What Makes a Cookie Perfect? | In The Test Kitchen

What Makes a Cookie Perfect? | In The Test Kitchen

Brief Summary

In this episode of "In the Test Kitchen," Dan and Lo interview cookbook author Ben Mims. They discuss Ben's career, his approach to recipe writing, and his new cookbook, "Crumbs," which explores cookies from around the world. Ben shares insights into the regional variations of cookies, the importance of headnotes in recipes, and his excitement about joining America's Test Kitchen as a resident expert.

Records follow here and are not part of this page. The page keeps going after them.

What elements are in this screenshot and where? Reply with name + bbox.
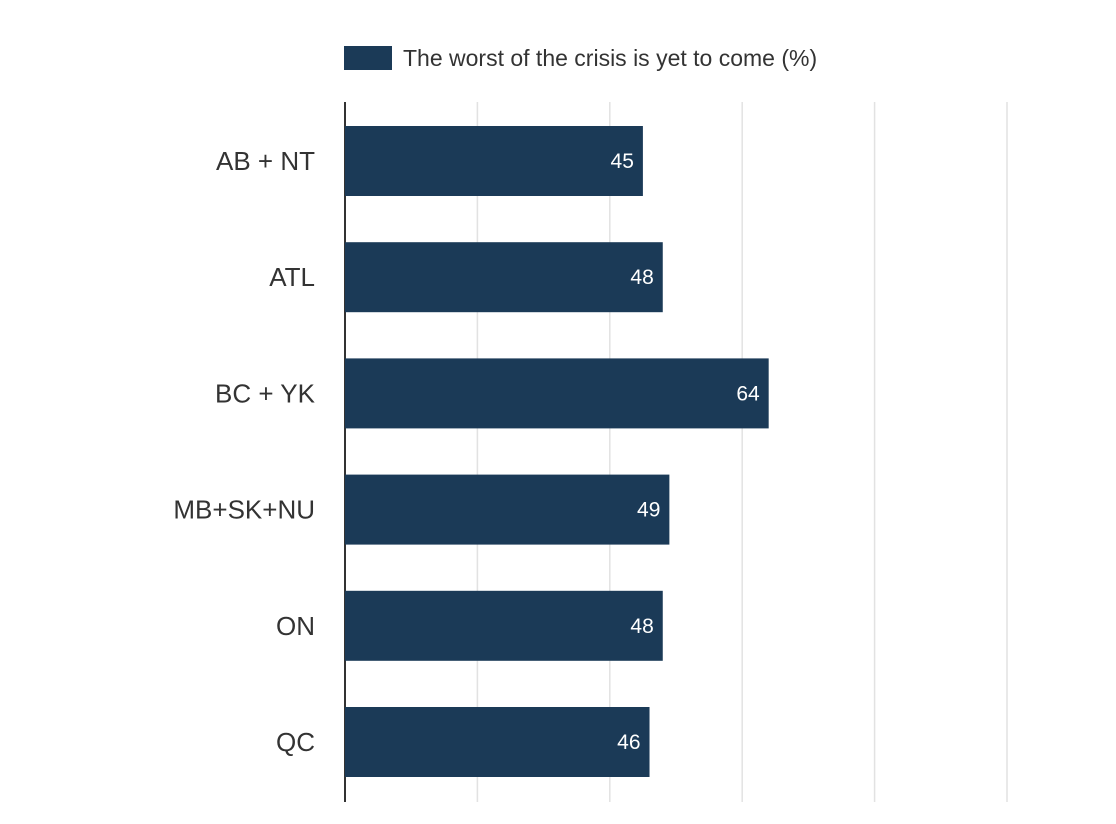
category-label: ON (276, 611, 315, 641)
legend: The worst of the crisis is yet to come (… (344, 45, 817, 71)
legend-label: The worst of the crisis is yet to come (… (403, 45, 817, 71)
gridlines (476, 102, 1008, 802)
category-label: ATL (269, 262, 315, 292)
bar (345, 590, 663, 661)
bar-value-label: 48 (630, 615, 653, 638)
category-label: MB+SK+NU (173, 495, 315, 525)
bar-value-label: 49 (637, 499, 660, 522)
bar-value-label: 48 (630, 266, 653, 289)
bar (345, 358, 769, 429)
category-label: BC + YK (215, 378, 316, 408)
bar (345, 707, 650, 777)
category-label: QC (276, 727, 315, 757)
bar (345, 126, 643, 196)
bar-value-label: 64 (736, 382, 760, 405)
category-labels: AB + NT ATL BC + YK MB+SK+NU ON QC (173, 146, 315, 757)
bar-value-label: 46 (617, 731, 640, 754)
bar (345, 474, 670, 545)
bar-value-label: 45 (611, 150, 634, 173)
legend-swatch (344, 46, 392, 70)
bars-group: 45 48 64 49 48 46 (345, 126, 769, 777)
bar (345, 242, 663, 313)
category-label: AB + NT (216, 146, 315, 176)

  • Ben Mims shares his journey in food media, balancing cooking and writing.
  • The discussion highlights the importance of detailed yet concise recipe writing.
  • Ben's cookbook "Crumbs" explores global cookie variations and their cultural significance.

Intro

Dan and Lo welcome listeners to "In the Test Kitchen," noting they are recording from the set kitchen amidst ongoing video shoots and cooking. Lo mentions spending less time in the set kitchen compared to other areas, while Dan expresses his appreciation for Lo's show, "Techniquely." They discuss the last recipes they tasted and finished in the test kitchen, setting the stage for a conversation about the recipe development process at America's Test Kitchen.

Tea With Ben Mims

Ben Mims joins the podcast, and Dan introduces him as a talented cookbook author, editor, and writer. Dan presents Jasmine Pearls tea, chosen for Ben because the tea's infused nature connects to the flavours and world travel themes in Ben's recent book, "Crumbs". Ben expresses his fondness for jasmine, noting its blooming season in Los Angeles and its delightful fragrance. They discuss the use of floral waters in baking, with Ben sharing a tip to balance the sweetness of floral extracts with citrus.

Food Media Origins

The conversation shifts to Ben's career, starting from his Mississippi origins and his experiences at publications like Seavore and Lucky Peach. Ben reflects on his desire to balance cooking and writing, which led him to pursue both culinary school and journalism. He emphasises the importance of stories and context in food writing, defending the inclusion of headnotes in recipes to provide deeper understanding and appreciation.

Writing Recipes

Ben, Dan, and Lo discuss the balance between providing enough information in recipes without over-explaining. Ben expresses his preference for concise recipes, reminiscent of older cookbooks, but acknowledges the need to support cooks with varying skill levels. They touch on the evolution of recipe writing, from minimal instructions to hyper-descriptive methods, and the challenge of teaching cooking to a diverse audience with different levels of experience.

Crumbs

The discussion turns to Ben's cookbook, "Crumbs," which features 250 cookie recipes (300 with variations) from around the world. Ben shares insights into countries with rich cookie traditions, such as Germany, Italy, and Scandinavian countries, attributing their cookie obsession to environmental factors and readily available ingredients. He also discusses the unique characteristics of American cookies compared to those from other regions, highlighting the diverse flavours and ingredients used globally.

Favorite American Cookies

Dan asks Ben about his favourite American cookies. Ben names the snickerdoodle and ginger molasses cookies as his top choices. Lo shares her preference for chocolate crinkle cookies, while Dan recalls a memorable experience tasting peanut butter sandwich cookies.

Ben Joining ATK

Dan introduces Ben as part of the ATK residency, expressing excitement about his contributions to recipe development, podcasts, and TV shows. Ben shares his long-standing admiration for America's Test Kitchen, citing its serious approach to food and investment in quality. He looks forward to pushing himself as a recipe developer and learning from the expertise at ATK.